Gagosian is a spectacular gallery and Serra a spectacular artist. At a recent meeting of some renowned British critics you had heard some awed voices describe the accomplishments of this show. But you come armed with your skepticism, partly because, some years ago you were severely disappointed by some overblown oil stick drawings installed by the artist in Gagosian’s (then brand new) baroque-shaped gallery in Rome, and partly because you also recall, slightly less years ago being let down by the superhuman attempts of James Turrell to turn –in vain- this Kings Cross space into a kind of transcendent optical experience.
Most of Britannia Street is caged off, with forklifts, trucks and huge crane weights lying around where you might normally see parked cars. You assume this has something to do with Serra and the show. The enormous, sleek glass door that you enter, ushered by one of Gagosian’s notoriously bodyguard-style male attendants, has fractured into a crashed-windscreen pattern, and again you wonder if this is the outcome of an artist who deploys unusually ‘robust’ (yes, we can use that much abused word PROPERLY here) materials and methods to make his art.
There are four pieces. They all have nice names.
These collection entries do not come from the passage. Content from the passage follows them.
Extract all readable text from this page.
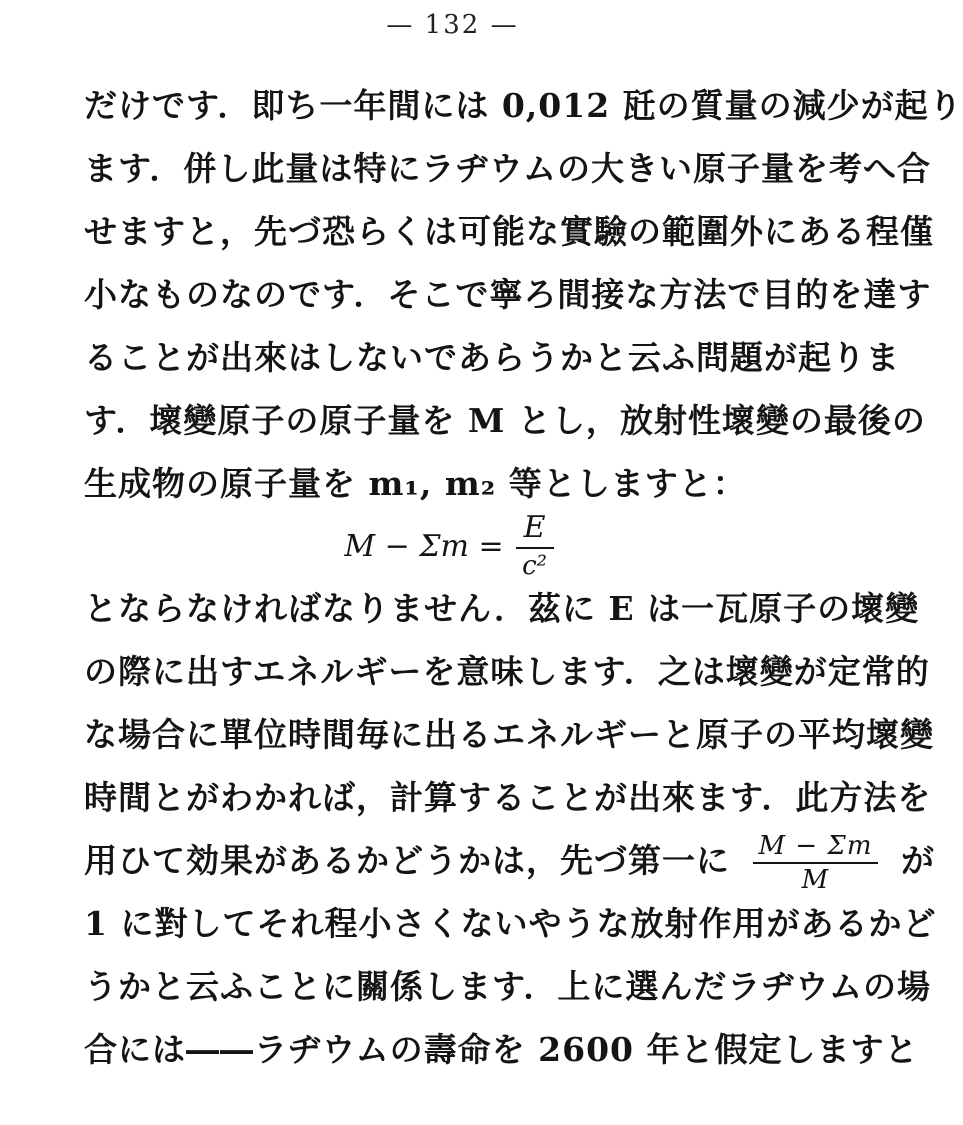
— 132 —
だけです．即ち一年間には 0,012 瓩の質量の減少が起り
ます．併し此量は特にラヂウムの大きい原子量を考へ合
せますと，先づ恐らくは可能な實驗の範圍外にある程僅
小なものなのです．そこで寧ろ間接な方法で目的を達す
ることが出來はしないであらうかと云ふ問題が起りま
す．壞變原子の原子量を M とし，放射性壞變の最後の
生成物の原子量を m₁, m₂ 等としますと：
$M - \Sigma m = \frac{E}{\text{c²}}$
とならなければなりません．茲に E は一瓦原子の壞變
の際に出すエネルギーを意味します．之は壞變が定常的
な場合に單位時間毎に出るエネルギーと原子の平均壞變
時間とがわかれば，計算することが出來ます．此方法を
用ひて効果があるかどうかは，先づ第一に $\frac{M - \Sigma m}{M}$ が
1 に對してそれ程小さくないやうな放射作用があるかど
うかと云ふことに關係します．上に選んだラヂウムの場
合には――ラヂウムの壽命を 2600 年と假定しますと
They are all made of specially formed steel that literally weighs tons but is nevertheless manipulated into elegant combinations (we should not say ‘compositions’ here) presumably by machinery-max. Indeed, we might assume that the whole of Gagosian Kings Cross comes to pieces like a magic box to allow such works to enter and be assembled, thereby possibly making some contribution to our established understanding of the relation between object and context.
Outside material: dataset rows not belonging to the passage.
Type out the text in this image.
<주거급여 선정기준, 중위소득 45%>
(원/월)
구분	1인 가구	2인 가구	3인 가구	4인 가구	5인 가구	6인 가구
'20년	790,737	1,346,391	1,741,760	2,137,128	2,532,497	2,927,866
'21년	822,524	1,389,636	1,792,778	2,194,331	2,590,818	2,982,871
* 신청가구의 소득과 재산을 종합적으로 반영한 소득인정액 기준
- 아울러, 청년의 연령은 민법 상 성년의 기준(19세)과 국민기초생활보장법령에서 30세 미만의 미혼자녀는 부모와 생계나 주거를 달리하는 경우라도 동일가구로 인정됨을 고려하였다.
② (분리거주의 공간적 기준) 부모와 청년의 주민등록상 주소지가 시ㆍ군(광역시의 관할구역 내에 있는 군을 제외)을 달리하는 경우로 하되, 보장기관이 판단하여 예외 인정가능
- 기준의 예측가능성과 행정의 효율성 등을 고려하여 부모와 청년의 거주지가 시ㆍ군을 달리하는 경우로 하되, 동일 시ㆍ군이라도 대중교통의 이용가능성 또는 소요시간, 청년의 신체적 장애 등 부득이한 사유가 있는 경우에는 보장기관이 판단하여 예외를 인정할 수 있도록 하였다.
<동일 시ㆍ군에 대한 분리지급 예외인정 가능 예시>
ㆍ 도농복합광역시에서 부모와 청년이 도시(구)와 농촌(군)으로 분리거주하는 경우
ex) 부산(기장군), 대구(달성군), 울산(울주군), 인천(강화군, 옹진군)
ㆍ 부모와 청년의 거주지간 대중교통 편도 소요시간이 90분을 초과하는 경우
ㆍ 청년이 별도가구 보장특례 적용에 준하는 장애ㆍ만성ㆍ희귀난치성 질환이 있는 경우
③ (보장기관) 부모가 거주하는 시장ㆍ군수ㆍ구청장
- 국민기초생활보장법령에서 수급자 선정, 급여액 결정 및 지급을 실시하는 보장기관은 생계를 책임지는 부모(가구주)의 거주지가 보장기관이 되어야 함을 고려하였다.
One of the most obvious words you reach for in front of Serra’s raw steel plates, lozenges and monoliths (you soon run out words for the blank shapes themselves) is ‘ponderous’ but you have little time to ponder today and so you rather irreverently weave a way through Ramble (2014). Other art-loving tourists are there, stopping every now and then to be photographed by their friends and sometimes blocking your way as you work through a series of shoulder-high, thick gravestone-like forms, placed in a way that simultaneously evokes both a Holocaust memorial and any-old inhuman complex of oppressively ‘open-plan’ work spaces – though of course the intention is more strictly Minimalist than that.
Then you come to the show’s pièce de résistance, titled Backdoor Pipeline (2010) and which has a truly profound – we might even say ‘beautiful’- phenomenological affect as you pass down its outer curve and as the enormous form seems to simultaneously unfold or inflate for you in a new form of organic architectural experience. Of course you note how it is made and that it seems potentially lethal (that has long been part of the work, the practice) but in the knowledge that these enormous, elegantly turned plates are designed and honed well enough to merely threaten obliteration without ever toppling as you then walk through their interior tunnel. Other punters look spellbound, enchanted, and some, once again, have their pictures taken with the work.
London Cross (2014) associates two crisscrossing multiple tons of geometric steel, suspending one above your head as the other blocks-off half of their specially built room from sight. Visitors hold up their phones in homage (a new kind of popular ‘political’ salute?), photograph the impressive joint, then nod to their friends in acknowledgement of their own relatively modest achievement.
Perhaps predictably, being the now seasoned art-appreciator you have become, you find the least spectacular work in the show to be the most valuable (and yes, judgement rears its ugly head at this point in the Post). Dead Load (2014), in the final room you visit, utilizes two simple forms, which seem to summarise something key and fundamental to Serra’s practice and his long career at the top of the top of modern sculpture. They do so without all the glitz and glamour, and sans much of the awesome engineering witnessed in the other rooms. Two fat lozenges of massy steel, one (crucially) slightly wider and longer and deeper than the other, are assembled like a couple of mismatching mattresses that invoke new measures of eternal sleep. The higher object seems to visibly weigh upon the one below and you almost feel you hear the lower one groan, setting-off the poor concrete floor as it too begins to whimper. Nothing more than the slight mismatch of size here is enough to give the piece sufficient opportunity to draw-out adequate interpretation, if only because it refers to difference and repetition, two fundamental principles that might, after all, lie at the heart of just abut everything we can think, know or experience.
Dead Load’s horizontal orientation makes it less grave, more deathbed and the proportions of its forms bring Marc Rothko to mind as if in oblique homage to an artist who knew how to consistently create ‘weight’ and gravitas with little more than well-chosen forms, a certain scale, an idiosyncratic process and varying depths of colour and tone.
Serra can be the most spectacular artist in the world but there is more to him than that, and you invariably see it when he offers you less.